Your ED rates for EBRT seem far too high. Temporary ED from HT might be that high, but will normally reverse when you com off it. EBRT does not normally cause immediate ED. There's something like a 1 in 3 chance of getting late onset ED up to 5 years later, due to fibrosis of the fine blood vessels supplying the penis.
Both your T3 and your PSA ≥20 individually make you high risk, and that reduces the chances of a prostatectomy from working without recurrence, and needing salvage RT. It sounds like you already know it won't be nerve sparing. Given you already had ED, you might consider implants for future erections if you go this way.
For a similar diagnosis, I went for RT in the form of HDR Boost, a combination of EBRT and HDR Brachytherapy, plus 2 years HT, which reports good results for high risk T3, combined with lower level of side effects than some other treatments for high risk cases. So far, sexual function has continued working, although libido is non-existent. I'm 15 months post treatment, and shortly to stop HT, so looking forward to puberty Mark II.
At diagnosis, I filled in a holistic needs analysis form, and identified a significant concern as loss of sexual function. That got me straight into an ED clinic appointment, where it was explained to me what I had to do to preserve sexual function. You might ask if you can get a similar appointment.
Loss of libido - what does that mean? The ED nurse didn't attempt to try and explain (supposing she knew), and said I wouldn't understand it until it happened. She was right. She was going to prescribe 5mg daily Tadalafil too, which will both help with erections, and provide additional protection to the penis when flaccid. However, my GP had already put me on that as soon as he saw I was going on HT. I now talk about loss of libido in presentations, and I think the easiest way to describe it is that sex is no longer the all consuming thing it was. I can do it, but it's a chore, just as appealing as washing the kitchen floor. If you're washing the kitchen floor, you are probably thinking of other more interesting things. Same happens with sex, except when your minds drifts elsewhere, you'll lose your erection. How to counter that? Well, you need much more erotic stimulation to try and make it all consuming again, and to block out any other thoughts. Using porn works for me, but only just. (At my normal libido levels, I don't need porn, even if I'm just having a wank.) It may be that a partner, or sex toys, other strategy works for you - this is going to be quite personal. Many people report that they can't get erections on HT, but I don't know how hard they tried with adopting new strategies, particularly given loss of libido means you'll have little impetus anyway. Porn isn't going to be acceptable in all relationships. Loss is libido doesn't reduce firmness of erection for me (although I have heard some others report that), and I'm sure I would still be fine for anal (although I've remained almost celibate on HT). However, loss of concentration means you are likely to lose it sooner, and that's what's more likely to impact having anal or any type of sex requiring an erection. If I can maintain concentration, I can still keep it for up to an hour, but maintaining concentration that long is rare. Loss of libido also makes it harder to reach orgasm - sometimes I get bored and give up, something which never happened with normal level of libido. So I hope that explains loss of libido - I never found any useful description before it happened to me. My aim is not self pleasure (without libido, it's not as pleasurable), but to get an erection for at least 10 mins a day, and preferably 30, to protect the penis for when I finish HT.

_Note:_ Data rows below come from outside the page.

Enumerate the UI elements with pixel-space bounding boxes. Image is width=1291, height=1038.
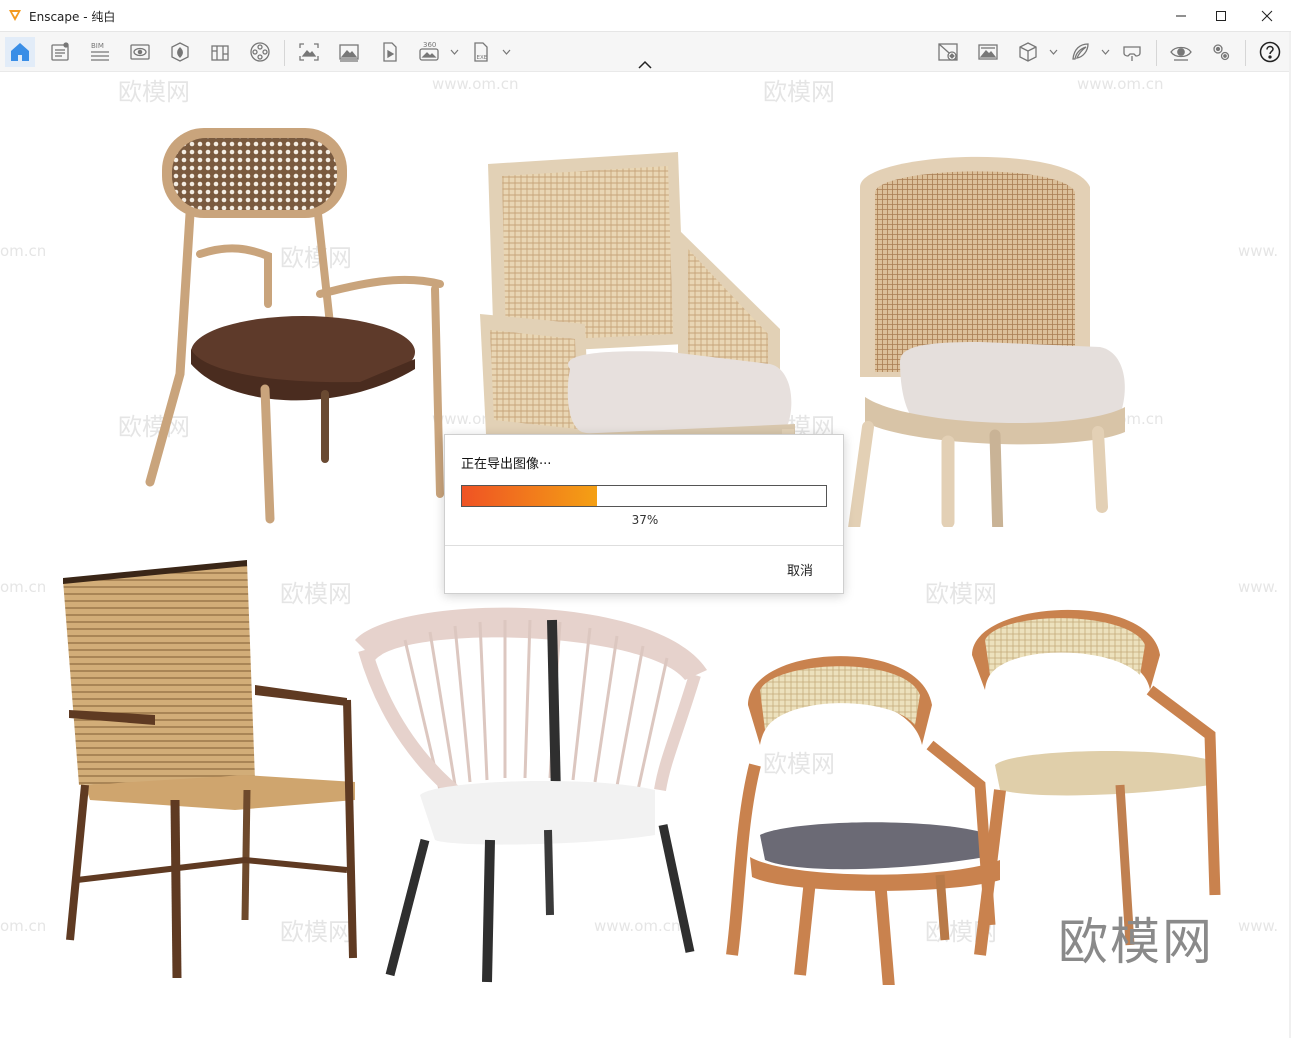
chair-cane-barrel-chair — [848, 156, 1125, 527]
settings-icon — [1213, 44, 1230, 61]
collapse-toolbar-icon[interactable] — [636, 58, 654, 72]
window-title-separator: - — [79, 10, 92, 24]
export-dropdown[interactable] — [500, 42, 512, 62]
visual-settings-icon — [1170, 46, 1192, 61]
no-preview-icon — [938, 43, 958, 61]
brand-watermark: 欧模网 — [1058, 913, 1214, 971]
asset-library-button[interactable] — [165, 37, 195, 67]
panorama-dropdown[interactable] — [448, 42, 460, 62]
bim-icon: BIM — [91, 42, 109, 61]
watermark-edge: www. — [1238, 578, 1279, 596]
cube-view-button[interactable] — [1013, 37, 1043, 67]
window-document-name: 纯白 — [91, 10, 116, 24]
close-icon — [1261, 10, 1273, 21]
cancel-button[interactable]: 取消 — [787, 560, 813, 579]
toolbar-separator — [1245, 40, 1246, 66]
watermark-edge: om.cn — [0, 917, 47, 935]
chair-rope-tub-chair — [355, 607, 707, 983]
watermark-edge: om.cn — [0, 242, 47, 260]
title-bar: Enscape - 纯白 — [0, 0, 1291, 32]
visual-settings-button[interactable] — [1166, 37, 1196, 67]
watermark-edge: www. — [1238, 917, 1279, 935]
general-settings-button[interactable] — [1206, 37, 1236, 67]
cube-view-icon — [1019, 42, 1037, 62]
panorama-button[interactable]: 360 — [414, 37, 444, 67]
window-app-name: Enscape — [29, 10, 80, 24]
screenshot-button[interactable] — [294, 37, 324, 67]
watermark-url: www.om.cn — [1077, 75, 1164, 93]
help-button[interactable] — [1255, 37, 1285, 67]
minimize-icon — [1176, 15, 1186, 16]
toolbar-separator — [284, 40, 285, 66]
home-button[interactable] — [5, 37, 35, 67]
screenshot-icon — [299, 43, 319, 61]
vr-headset-button[interactable] — [1117, 37, 1147, 67]
panorama-360-icon: 360 — [419, 41, 439, 61]
export-progress-fill — [462, 486, 597, 506]
video-editor-button[interactable] — [374, 37, 404, 67]
chevron-down-icon — [502, 49, 510, 55]
sync-views-button[interactable] — [973, 37, 1003, 67]
close-button[interactable] — [1244, 0, 1290, 31]
exe-label: EXE — [477, 55, 488, 61]
enscape-logo-icon — [9, 10, 21, 21]
vr-headset-icon — [1123, 46, 1141, 61]
materials-button[interactable] — [205, 37, 235, 67]
feather-dropdown[interactable] — [1099, 42, 1111, 62]
chevron-down-icon — [1049, 49, 1057, 55]
watermark-edge: om.cn — [0, 578, 47, 596]
watermark-text: 欧模网 — [763, 78, 835, 106]
maximize-button[interactable] — [1198, 0, 1244, 31]
export-progress-percent: 37% — [631, 513, 659, 527]
bim-button[interactable]: BIM — [85, 37, 115, 67]
asset-library-icon — [171, 42, 189, 62]
maximize-icon — [1216, 10, 1226, 21]
batch-render-button[interactable] — [334, 37, 364, 67]
watermark-text: 欧模网 — [118, 78, 190, 106]
chair-rattan-back-armchair — [145, 128, 444, 524]
video-icon — [383, 42, 397, 62]
batch-render-icon — [339, 44, 359, 62]
watermark-url: www.om.cn — [432, 75, 519, 93]
watermark-edge: www. — [1238, 242, 1279, 260]
view-icon — [130, 44, 150, 60]
export-status-message: 正在导出图像··· — [461, 457, 552, 472]
bim-label: BIM — [91, 42, 104, 50]
view-button[interactable] — [125, 37, 155, 67]
feather-icon — [1072, 43, 1089, 60]
cube-view-dropdown[interactable] — [1047, 42, 1059, 62]
chair-rope-armchair — [63, 560, 357, 979]
no-preview-button[interactable] — [933, 37, 963, 67]
exe-export-icon: EXE — [474, 42, 488, 62]
properties-panel-icon — [51, 42, 69, 61]
home-icon — [11, 43, 29, 61]
export-progress-dialog: 正在导出图像··· 37% 取消 — [444, 434, 844, 594]
media-icon — [250, 42, 270, 62]
chevron-down-icon — [1101, 49, 1109, 55]
dialog-divider — [445, 545, 843, 546]
materials-icon — [211, 45, 229, 61]
toolbar-separator — [1156, 40, 1157, 66]
sync-views-icon — [978, 44, 998, 60]
properties-panel-button[interactable] — [45, 37, 75, 67]
export-progress-bar — [461, 485, 827, 507]
feather-button[interactable] — [1065, 37, 1095, 67]
help-icon — [1259, 41, 1281, 63]
media-button[interactable] — [245, 37, 275, 67]
chevron-down-icon — [450, 49, 458, 55]
exe-export-button[interactable]: EXE — [466, 37, 496, 67]
panorama-label: 360 — [423, 41, 436, 49]
window-title: Enscape - 纯白 — [29, 8, 115, 25]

You do need to try to keep having erections, because a period of months without them will damage the penis. If you can't get them naturally or with PDE5 inhibitors (Sildenafil, Tadalafil, etc), then you should be using a pump to do generate daily erections.
I can't comment on being a bottom. One consideration is the risk of radiation proctitis, radiation damage to rectal wall. You might ask if SpaceOAR would be available to you, but if you are non nerve sparing in the case of prostatectomy, then it may be they think is not a good idea for SpaceOAR in the case of RT.